Ну да, может, она и родственная душа, но Лучано/Питер нервничал, ясно? Не каждый день Вселенная приводит к тебе на работу красивую женщину в точности нужного роста, которая к тому же хочет с тобой поговорить.

– Очень жаль. – Женщина пожевала ноготь большого пальца. – Подруга порекомендовала именно вас. Сказала, лучший во всем Брайтоне.

Лучано/Питер взглянул на просторный отлогий пляж, на прогретую солнцем гальку и песок, на отдыхающих, которые уже смаковали свободу, упиваясь этой роскошной картиной. Перевел взгляд на женщину. Она теребила кулон – аметист, отметил Лучано/Питер, – ласкавший веснушчатую кожу декольте.

– Ваш камень по знаку зодиака?

– Водолей, – кивнула женщина. – Восходящая Венера.

Лучано/Питер был Весами.
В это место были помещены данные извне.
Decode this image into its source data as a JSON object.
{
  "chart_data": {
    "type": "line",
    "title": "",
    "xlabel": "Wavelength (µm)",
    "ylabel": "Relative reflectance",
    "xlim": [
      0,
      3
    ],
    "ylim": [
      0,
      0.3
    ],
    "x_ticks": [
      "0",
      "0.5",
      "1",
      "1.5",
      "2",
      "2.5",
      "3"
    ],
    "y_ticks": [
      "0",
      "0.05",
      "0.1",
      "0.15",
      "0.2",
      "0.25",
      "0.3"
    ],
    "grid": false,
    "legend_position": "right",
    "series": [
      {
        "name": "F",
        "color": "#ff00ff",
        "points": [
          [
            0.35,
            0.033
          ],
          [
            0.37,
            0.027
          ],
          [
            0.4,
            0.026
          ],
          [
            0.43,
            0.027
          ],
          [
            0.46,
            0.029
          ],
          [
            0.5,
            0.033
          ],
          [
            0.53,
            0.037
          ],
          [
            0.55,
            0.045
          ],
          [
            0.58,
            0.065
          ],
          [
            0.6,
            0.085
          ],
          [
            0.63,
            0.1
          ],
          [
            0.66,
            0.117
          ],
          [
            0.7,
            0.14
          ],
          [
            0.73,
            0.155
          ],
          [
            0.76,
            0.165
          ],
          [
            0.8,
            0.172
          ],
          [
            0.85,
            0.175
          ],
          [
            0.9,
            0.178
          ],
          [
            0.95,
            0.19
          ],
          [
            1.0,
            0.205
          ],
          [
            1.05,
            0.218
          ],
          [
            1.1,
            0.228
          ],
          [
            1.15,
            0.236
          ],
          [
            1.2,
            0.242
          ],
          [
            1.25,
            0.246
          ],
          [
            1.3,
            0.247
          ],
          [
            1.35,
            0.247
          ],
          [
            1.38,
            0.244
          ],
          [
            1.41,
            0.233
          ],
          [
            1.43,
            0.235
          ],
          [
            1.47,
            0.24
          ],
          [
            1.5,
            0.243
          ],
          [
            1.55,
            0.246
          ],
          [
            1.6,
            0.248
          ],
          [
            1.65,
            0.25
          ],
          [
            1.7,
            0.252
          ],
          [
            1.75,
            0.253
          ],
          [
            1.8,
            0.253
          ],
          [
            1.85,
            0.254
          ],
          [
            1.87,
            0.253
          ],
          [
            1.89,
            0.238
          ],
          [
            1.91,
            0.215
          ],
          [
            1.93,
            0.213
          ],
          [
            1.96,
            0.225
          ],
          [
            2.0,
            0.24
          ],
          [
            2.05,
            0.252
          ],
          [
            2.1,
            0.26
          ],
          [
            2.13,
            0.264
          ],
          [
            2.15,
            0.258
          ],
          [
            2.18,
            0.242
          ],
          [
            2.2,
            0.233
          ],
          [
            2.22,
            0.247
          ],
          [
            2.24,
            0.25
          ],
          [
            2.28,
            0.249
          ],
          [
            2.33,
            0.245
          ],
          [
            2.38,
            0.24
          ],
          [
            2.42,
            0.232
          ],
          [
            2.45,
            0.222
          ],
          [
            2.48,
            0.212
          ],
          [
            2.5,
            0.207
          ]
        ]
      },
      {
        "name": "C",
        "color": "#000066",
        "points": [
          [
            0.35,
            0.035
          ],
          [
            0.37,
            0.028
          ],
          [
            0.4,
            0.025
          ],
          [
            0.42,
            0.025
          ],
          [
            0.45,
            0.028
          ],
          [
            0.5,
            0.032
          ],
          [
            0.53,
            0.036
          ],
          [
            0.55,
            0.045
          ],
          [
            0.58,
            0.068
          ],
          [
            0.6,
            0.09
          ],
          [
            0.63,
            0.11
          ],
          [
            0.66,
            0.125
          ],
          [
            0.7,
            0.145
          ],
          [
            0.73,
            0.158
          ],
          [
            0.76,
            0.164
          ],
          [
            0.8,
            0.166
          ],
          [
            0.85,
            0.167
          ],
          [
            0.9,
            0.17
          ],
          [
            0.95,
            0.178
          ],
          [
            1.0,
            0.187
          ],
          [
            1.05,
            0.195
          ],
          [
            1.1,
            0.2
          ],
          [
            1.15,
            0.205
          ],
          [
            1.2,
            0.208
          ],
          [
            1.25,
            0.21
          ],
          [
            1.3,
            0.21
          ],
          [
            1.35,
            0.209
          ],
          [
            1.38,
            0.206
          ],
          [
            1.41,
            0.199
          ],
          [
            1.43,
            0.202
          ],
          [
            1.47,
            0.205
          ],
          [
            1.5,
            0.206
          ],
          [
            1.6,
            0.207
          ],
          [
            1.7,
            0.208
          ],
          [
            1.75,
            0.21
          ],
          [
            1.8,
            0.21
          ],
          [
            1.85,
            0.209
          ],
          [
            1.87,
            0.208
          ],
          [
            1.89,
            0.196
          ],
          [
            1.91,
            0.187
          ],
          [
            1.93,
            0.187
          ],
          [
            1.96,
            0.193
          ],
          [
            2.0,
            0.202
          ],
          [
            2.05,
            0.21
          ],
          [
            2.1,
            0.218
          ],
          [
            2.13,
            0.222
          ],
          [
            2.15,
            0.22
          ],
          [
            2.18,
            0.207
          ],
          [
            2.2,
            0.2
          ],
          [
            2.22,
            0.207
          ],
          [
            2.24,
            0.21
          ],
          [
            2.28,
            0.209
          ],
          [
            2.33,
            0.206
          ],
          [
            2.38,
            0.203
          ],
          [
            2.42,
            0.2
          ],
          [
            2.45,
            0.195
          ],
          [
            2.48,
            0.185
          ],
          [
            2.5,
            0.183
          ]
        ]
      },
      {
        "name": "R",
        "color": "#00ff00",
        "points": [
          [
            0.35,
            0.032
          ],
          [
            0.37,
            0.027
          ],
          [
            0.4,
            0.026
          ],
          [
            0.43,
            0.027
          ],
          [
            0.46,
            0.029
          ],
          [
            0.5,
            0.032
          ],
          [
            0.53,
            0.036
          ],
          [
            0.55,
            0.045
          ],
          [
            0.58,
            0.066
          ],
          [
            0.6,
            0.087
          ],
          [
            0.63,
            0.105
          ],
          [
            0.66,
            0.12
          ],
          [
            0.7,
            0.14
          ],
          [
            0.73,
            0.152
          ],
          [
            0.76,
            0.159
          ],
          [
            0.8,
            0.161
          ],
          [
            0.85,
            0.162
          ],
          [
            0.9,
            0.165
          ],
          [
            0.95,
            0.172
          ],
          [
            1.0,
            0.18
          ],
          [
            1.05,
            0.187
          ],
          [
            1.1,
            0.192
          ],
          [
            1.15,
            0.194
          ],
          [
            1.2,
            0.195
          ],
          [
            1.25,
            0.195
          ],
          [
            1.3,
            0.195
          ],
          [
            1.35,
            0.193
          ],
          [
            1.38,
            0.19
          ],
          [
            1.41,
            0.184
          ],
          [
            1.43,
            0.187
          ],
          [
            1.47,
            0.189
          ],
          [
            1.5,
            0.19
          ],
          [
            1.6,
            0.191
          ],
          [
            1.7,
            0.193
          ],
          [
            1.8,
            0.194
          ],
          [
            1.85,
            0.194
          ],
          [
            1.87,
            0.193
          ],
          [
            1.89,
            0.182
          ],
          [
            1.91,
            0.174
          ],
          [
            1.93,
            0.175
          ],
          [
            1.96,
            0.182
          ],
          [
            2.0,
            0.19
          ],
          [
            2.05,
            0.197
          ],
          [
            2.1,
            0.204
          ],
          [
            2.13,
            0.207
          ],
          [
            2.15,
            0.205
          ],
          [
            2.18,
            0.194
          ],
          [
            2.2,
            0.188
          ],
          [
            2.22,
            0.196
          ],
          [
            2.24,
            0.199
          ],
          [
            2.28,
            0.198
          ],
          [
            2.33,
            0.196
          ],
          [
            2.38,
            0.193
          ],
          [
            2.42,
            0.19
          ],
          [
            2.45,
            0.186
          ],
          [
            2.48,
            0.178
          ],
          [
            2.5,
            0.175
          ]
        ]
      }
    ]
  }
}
Идеальное сочетание.

Он сверкнул своей самой блаженной улыбкой и рискнул взять женщину повыше локтя. Кожа у нее оказалась теплой, плотной и чуть влажной. Наверное, если бы Лучано/Питер облизнул сейчас свои пальцы, то ощутил бы соленый вкус. («Гадость», – взвизгнул в голове отцовский голос). Именно так и следует поступать, верно? В тех редких ситуациях, когда Вселенная дарит вам нечто столь явное, столь подходящее, столь созвучное.
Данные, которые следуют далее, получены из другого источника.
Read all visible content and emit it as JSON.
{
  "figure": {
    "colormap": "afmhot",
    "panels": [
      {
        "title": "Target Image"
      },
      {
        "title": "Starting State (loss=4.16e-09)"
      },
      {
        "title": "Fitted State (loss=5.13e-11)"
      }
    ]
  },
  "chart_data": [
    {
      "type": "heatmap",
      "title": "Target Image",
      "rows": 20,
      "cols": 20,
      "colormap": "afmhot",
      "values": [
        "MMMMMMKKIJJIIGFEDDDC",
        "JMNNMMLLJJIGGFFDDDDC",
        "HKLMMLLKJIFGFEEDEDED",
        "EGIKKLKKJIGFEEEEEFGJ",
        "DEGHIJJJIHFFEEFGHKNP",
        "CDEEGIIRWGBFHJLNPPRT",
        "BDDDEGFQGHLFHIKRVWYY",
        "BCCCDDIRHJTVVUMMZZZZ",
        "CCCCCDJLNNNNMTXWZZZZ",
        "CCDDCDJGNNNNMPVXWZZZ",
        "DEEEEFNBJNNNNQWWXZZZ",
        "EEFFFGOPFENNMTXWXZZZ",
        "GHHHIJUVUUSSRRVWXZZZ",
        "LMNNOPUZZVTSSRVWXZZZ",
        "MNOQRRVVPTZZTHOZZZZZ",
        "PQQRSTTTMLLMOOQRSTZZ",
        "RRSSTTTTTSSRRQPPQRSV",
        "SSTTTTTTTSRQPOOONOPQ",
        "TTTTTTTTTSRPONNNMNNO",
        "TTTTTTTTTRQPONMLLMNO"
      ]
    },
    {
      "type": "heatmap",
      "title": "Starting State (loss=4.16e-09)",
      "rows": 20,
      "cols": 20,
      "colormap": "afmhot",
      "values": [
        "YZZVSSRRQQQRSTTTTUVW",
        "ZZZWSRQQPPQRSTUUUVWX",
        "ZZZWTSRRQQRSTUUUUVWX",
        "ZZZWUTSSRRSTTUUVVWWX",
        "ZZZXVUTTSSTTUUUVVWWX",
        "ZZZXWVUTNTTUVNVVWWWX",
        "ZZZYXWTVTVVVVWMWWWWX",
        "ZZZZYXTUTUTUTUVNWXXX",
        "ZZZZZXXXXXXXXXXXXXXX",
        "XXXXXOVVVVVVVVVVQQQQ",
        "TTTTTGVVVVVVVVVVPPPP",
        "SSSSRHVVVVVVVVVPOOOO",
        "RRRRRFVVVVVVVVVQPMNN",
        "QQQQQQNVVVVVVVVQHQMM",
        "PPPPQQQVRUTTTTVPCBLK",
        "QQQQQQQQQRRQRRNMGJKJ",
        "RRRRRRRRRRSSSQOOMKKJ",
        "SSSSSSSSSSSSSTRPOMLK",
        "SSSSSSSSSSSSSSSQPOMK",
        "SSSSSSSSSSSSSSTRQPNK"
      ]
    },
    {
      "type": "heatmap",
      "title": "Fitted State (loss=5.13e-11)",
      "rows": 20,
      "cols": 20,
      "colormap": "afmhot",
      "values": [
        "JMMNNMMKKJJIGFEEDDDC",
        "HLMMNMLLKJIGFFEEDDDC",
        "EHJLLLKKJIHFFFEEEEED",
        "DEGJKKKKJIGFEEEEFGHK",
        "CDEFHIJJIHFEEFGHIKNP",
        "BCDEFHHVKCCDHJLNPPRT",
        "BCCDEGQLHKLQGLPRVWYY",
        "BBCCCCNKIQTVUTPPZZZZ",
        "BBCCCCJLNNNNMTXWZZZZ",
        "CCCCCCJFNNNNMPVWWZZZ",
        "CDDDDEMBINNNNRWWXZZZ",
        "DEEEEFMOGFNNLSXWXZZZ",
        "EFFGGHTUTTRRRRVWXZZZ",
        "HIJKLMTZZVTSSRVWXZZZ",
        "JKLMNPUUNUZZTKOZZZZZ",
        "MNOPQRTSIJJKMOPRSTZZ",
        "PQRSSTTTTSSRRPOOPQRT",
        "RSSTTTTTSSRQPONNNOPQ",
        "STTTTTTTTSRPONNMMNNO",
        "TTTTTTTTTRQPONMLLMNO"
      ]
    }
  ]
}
– В таком случае, – объявил Лучано/Питер, вновь вставил ключ в железные ставни и отпер кабинку (ловцы снов, карты звездного неба, разноцветные индийские шелка; он надеялся, что гостья оценит!), – я, пожалуй, сделаю исключение.

* * *

Вернувшись на одеяло к маме и Уоллесу, Алфи поздравил себя (молча и воспитанно, без бурных внешних проявлений) с полным успехом. Мороженое было доставлено без утечек, без потерь и без поводов называть Алфи «своевольным упрямцем» и «сплошным мучением»! Хвала шипоухому мороженщику и его гениальному картонному изобретению, позволяющему легко переносить несколько рожков сразу. Благодаря этому миссия Алфи завершена. Причем справился он с блеском, как сказала бы мисс Леннокс. Она часто говорила подобные фразы; фразы, которые Алфи не очень понимал, но все равно считал прекрасными, возможно, еще и потому, что не понимал.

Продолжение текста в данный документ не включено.